The first year of my pump I truly thought I had made a mistake in having it put in. While titrating a pump the increases are usually done at 20%, well due to severe swelling of the legs and and feet my pm dr did not want to add to that problem by overloading me with pain meds and only did 10% increases which was nothing. I was in the very same pain I started with. After a year of that nonsense I finally told him a mistake had been made and all the crap he had told me on how much better my pain would be controlled was nothing but a lie and I had relied on him to tell me the truth about the pump. He was really surprised to hear that from me because I was not a complainer and I sure did not make waves and always went with the flow. But, I figured after all I went thru having the surgery, which was done as an out patient and that should never happen, I was tired of being Miss Nice Patient. I backed him in a corner and he knew I meant every word I said. As of right then I got a 20% increase and went back weekly instead of bi-weekly for increases until I got some relief. Don't get me wrong, I just loved this guy as a dr but I soon found out he wasn't worth a wooden nickel when it came to pain mgt and pumps and medications. He was just too green around the gills and he needed educating terribly. This is typical with many of the anesthesiologist turned PM drs. They just do not have the education and experience they need. They tell me generally speaking it takes almost 6 months to get you where you need to be with your pump. Naturally we are always started at the very lowest settings and most of the time the concentration level is the lowest as well.

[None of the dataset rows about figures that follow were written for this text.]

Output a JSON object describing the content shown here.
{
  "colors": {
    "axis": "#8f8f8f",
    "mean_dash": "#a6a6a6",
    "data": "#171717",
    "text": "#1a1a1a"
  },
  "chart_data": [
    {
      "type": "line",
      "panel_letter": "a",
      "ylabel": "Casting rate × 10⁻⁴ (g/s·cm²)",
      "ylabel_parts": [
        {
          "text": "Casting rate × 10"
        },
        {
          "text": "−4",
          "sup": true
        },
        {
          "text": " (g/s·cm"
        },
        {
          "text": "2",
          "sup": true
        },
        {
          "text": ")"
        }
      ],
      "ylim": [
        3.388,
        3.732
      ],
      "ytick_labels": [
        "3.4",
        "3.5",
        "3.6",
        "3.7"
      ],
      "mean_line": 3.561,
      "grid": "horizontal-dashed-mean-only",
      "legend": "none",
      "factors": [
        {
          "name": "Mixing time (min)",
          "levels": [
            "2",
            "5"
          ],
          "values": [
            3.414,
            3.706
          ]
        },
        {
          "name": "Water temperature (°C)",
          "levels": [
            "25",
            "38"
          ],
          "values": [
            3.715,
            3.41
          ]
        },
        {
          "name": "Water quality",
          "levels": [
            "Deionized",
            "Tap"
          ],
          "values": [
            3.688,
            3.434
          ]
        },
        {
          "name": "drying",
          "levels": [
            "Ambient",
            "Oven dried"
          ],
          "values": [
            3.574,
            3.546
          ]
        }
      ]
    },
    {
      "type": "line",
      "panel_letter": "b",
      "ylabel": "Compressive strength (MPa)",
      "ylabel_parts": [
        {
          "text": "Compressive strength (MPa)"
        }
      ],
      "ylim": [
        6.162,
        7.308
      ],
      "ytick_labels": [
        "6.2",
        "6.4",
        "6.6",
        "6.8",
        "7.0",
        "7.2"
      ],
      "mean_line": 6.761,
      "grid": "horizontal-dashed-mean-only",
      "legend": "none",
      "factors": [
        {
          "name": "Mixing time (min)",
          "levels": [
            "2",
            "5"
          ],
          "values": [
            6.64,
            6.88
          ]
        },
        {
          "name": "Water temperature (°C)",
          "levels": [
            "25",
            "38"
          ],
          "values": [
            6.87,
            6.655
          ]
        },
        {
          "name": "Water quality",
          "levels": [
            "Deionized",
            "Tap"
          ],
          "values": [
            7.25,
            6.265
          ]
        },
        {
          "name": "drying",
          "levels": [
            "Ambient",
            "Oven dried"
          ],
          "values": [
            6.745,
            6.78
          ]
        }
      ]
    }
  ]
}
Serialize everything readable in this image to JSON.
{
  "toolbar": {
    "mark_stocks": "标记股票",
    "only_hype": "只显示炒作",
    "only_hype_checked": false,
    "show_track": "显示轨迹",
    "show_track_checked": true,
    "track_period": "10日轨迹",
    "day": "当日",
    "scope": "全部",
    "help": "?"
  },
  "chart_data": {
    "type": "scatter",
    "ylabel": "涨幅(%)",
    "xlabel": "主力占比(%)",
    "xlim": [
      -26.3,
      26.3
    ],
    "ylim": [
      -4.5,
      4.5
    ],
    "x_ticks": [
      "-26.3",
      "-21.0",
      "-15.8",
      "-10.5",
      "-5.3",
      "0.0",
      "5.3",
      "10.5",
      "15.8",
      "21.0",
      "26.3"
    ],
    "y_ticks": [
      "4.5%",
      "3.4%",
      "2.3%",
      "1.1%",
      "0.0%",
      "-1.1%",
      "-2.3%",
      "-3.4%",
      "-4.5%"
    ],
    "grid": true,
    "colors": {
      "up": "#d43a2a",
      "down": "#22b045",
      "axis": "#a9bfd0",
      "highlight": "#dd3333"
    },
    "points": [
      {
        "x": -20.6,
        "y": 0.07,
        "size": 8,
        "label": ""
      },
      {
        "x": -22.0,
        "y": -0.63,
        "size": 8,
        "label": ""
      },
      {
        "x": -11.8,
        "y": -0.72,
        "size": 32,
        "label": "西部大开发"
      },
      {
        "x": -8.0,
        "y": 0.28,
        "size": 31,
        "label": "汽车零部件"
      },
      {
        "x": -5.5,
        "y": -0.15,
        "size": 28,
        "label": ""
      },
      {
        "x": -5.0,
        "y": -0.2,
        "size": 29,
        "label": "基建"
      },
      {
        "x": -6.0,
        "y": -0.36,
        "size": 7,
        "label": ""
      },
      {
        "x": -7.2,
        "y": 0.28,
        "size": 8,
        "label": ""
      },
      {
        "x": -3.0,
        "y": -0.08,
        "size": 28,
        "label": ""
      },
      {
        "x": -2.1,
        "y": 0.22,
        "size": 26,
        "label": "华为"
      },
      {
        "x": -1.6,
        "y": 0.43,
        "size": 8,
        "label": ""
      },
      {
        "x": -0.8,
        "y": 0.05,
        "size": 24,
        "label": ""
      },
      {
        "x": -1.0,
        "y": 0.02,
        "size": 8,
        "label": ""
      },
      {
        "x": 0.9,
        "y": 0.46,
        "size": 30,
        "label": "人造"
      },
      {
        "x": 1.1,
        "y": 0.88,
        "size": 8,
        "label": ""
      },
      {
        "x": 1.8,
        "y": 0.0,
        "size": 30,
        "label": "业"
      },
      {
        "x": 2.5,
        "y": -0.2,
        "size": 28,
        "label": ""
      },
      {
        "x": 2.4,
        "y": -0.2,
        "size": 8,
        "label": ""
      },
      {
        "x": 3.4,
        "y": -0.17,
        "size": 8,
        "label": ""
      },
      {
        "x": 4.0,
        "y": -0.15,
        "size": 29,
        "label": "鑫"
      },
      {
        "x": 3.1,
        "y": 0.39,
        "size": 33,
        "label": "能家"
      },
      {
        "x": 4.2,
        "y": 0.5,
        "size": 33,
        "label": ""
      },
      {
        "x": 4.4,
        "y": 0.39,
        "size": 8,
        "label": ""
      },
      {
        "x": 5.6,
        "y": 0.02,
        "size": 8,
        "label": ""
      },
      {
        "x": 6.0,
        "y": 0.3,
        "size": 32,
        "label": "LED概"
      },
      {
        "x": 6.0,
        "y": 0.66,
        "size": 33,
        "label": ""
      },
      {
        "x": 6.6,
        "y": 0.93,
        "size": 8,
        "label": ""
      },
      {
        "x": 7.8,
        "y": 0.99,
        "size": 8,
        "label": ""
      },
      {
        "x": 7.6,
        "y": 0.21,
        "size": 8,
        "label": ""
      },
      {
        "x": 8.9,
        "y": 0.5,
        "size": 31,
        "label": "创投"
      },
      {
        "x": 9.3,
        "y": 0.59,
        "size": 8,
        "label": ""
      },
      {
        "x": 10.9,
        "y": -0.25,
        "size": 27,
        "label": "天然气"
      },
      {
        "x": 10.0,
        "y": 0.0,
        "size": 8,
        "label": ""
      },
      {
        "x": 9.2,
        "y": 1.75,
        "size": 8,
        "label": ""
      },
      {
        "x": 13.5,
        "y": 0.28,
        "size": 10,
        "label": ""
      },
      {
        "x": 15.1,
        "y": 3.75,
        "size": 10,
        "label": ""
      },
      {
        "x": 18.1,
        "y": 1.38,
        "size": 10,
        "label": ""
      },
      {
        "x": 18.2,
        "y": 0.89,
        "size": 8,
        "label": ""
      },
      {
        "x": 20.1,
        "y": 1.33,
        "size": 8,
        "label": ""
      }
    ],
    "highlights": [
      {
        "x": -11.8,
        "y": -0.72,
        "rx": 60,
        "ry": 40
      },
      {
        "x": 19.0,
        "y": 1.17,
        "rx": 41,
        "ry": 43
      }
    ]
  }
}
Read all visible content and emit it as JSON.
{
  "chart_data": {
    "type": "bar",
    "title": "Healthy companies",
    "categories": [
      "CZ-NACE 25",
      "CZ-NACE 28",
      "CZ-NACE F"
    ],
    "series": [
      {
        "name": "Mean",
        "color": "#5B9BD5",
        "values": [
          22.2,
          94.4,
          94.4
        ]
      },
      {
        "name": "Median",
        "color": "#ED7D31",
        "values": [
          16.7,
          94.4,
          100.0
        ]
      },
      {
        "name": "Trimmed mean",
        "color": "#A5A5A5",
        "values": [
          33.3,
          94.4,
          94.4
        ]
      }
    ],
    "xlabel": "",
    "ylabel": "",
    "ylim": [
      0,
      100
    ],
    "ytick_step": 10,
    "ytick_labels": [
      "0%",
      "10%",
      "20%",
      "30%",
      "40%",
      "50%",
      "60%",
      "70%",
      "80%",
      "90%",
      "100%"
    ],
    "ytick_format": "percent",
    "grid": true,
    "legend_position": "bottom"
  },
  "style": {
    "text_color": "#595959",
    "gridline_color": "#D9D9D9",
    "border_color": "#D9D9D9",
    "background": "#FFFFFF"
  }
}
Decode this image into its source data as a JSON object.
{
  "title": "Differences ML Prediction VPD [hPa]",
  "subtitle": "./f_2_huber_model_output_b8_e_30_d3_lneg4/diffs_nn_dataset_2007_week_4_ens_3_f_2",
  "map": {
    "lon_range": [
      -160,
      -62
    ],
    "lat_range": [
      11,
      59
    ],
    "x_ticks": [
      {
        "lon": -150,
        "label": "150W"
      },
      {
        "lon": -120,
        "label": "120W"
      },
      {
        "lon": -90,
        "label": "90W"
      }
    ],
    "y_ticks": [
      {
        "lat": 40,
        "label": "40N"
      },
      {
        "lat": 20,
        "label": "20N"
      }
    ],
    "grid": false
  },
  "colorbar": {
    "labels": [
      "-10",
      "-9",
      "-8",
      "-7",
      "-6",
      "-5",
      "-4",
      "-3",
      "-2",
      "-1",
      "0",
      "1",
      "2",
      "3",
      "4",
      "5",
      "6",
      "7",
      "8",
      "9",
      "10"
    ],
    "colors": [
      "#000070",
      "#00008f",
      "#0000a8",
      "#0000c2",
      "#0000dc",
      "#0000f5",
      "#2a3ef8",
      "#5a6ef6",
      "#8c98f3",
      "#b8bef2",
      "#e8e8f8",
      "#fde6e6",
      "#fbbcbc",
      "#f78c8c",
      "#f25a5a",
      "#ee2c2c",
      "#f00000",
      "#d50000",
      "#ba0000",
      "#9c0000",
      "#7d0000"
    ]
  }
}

After getting a new PM dr, my neighbor who is a nurse saw me outside one day. He commented that I sure did seem to be feeling alot better. I told what all had happened. He said well, I was really surprised that you were on such a low dose in your pump considering how long you had, had it. Like he said, someone could go to ER and get a shot of Dilaudid that was alot more than I was getting in my pump in 24 hrs. lol.
Its like my new PM dr tells me the pain will always come back and it will always be there. We will become tolerant to our settings over time. We will need increases and there is no set rule on when and how many it will take. She assures me on every visit that I am still considered a "low dose" and I have a very long way to go before ever maxing out on Dilaudid. She says even if Dilaudid maxed out or stopped working there are so many different drug combos that can used in the pumps safely. Knowing this is a great relief for me. She says she has one patient that has 7 medications in his pump and thats what it takes to keep this person mobile and able to have a life.
I do hope you get all this taken care of soon. Just hang in there and keep insisting that you see your actual dr.